Single by Bone Thugs-n-Harmony

from the album BTNHResurrection
- Released: January 11, 2000
- Recorded: 1999
- Genre: Hip hop
- Label: Ruthless
- Producer: Jimmy "JT" Thomas

Bone Thugs-n-Harmony singles chronology
| "War" (1998) | "Resurrection (Paper, Paper)" (2000) | "Change the World" (2000) |

= Resurrection (Paper, Paper) =

"Resurrection (Paper, Paper)" is a 2000 rap single by American hip-hop group Bone Thugs-n-Harmony, the first single released from their album BTNHResurrection.

==Background==
The single was to represent what Bone Thugs were doing at the time. There was a lot of speculation that Bizzy Bone was leaving the group and people wanted to know where the band stood. Flesh-n-Bone was featured on the CD version of the song, but did not appear in the video. Even though the single did not perform well on the charts, the song is considered somewhat of a classic by Bone fans because of its well-directed video and memorable instrumentation and lyrics. This is the first of three times that Flesh-n-Bone was featured in a CD version of a song, but not featured in a video.
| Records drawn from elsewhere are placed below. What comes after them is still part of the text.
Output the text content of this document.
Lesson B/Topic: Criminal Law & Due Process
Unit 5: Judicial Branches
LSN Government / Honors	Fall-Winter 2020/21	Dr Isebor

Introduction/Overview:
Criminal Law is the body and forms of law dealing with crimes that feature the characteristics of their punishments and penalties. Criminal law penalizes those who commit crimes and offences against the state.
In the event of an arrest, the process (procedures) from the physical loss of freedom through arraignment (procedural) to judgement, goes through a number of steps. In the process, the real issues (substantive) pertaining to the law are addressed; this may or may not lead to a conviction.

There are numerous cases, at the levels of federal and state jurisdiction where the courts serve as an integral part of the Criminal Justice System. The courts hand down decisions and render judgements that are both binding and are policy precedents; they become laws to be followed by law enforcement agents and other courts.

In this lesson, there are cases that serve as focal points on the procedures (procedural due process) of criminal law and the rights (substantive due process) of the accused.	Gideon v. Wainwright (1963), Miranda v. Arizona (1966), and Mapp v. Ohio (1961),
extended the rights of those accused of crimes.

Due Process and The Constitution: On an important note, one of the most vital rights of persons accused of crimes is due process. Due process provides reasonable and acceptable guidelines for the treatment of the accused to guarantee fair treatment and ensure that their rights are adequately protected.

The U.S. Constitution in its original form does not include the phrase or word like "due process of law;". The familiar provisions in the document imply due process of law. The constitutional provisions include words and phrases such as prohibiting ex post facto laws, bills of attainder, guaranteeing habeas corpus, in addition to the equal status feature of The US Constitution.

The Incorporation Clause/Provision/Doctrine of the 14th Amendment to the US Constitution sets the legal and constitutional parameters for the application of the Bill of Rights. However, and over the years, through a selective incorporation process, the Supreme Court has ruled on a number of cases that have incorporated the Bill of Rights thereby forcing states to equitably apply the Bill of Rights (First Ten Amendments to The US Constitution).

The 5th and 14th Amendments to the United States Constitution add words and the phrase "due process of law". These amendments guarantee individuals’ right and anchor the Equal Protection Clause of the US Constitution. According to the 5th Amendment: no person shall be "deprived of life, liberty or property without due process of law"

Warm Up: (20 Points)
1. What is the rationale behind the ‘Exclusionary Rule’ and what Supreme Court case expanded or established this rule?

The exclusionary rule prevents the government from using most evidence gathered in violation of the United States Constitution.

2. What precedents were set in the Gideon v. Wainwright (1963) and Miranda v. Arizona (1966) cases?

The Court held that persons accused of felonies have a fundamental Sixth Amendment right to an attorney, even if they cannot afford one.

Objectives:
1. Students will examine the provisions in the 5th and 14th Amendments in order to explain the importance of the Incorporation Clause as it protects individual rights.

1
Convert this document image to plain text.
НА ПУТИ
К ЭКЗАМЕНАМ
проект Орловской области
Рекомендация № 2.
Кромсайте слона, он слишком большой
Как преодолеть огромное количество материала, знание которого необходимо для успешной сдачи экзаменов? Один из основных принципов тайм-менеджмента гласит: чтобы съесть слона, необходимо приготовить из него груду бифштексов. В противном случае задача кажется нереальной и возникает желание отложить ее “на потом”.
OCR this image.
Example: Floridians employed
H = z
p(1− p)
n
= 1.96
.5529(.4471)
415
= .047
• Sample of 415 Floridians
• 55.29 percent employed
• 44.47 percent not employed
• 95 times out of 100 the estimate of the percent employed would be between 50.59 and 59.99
The others were "Can't Give It Up" and "Change the World". However, when the song stops and the group says "Flesh, Flesh we in the Flesh" a view from him rapping in the "East 1999" music video plays behind them.

==Charts==

| Chart (2000) | Peak position |
|---|---|
| U.S. Billboard Hot R&B/Hip-Hop Singles & Tracks | 22^{[citation needed]} |

==Certifications==

Certifications for "Resurrection (Paper, Paper)"
| Region | Certification | Certified units/sales |
| New Zealand (RMNZ) | Gold | 15,000^{‡} |
^{‡} Sales+streaming figures based on certification alone.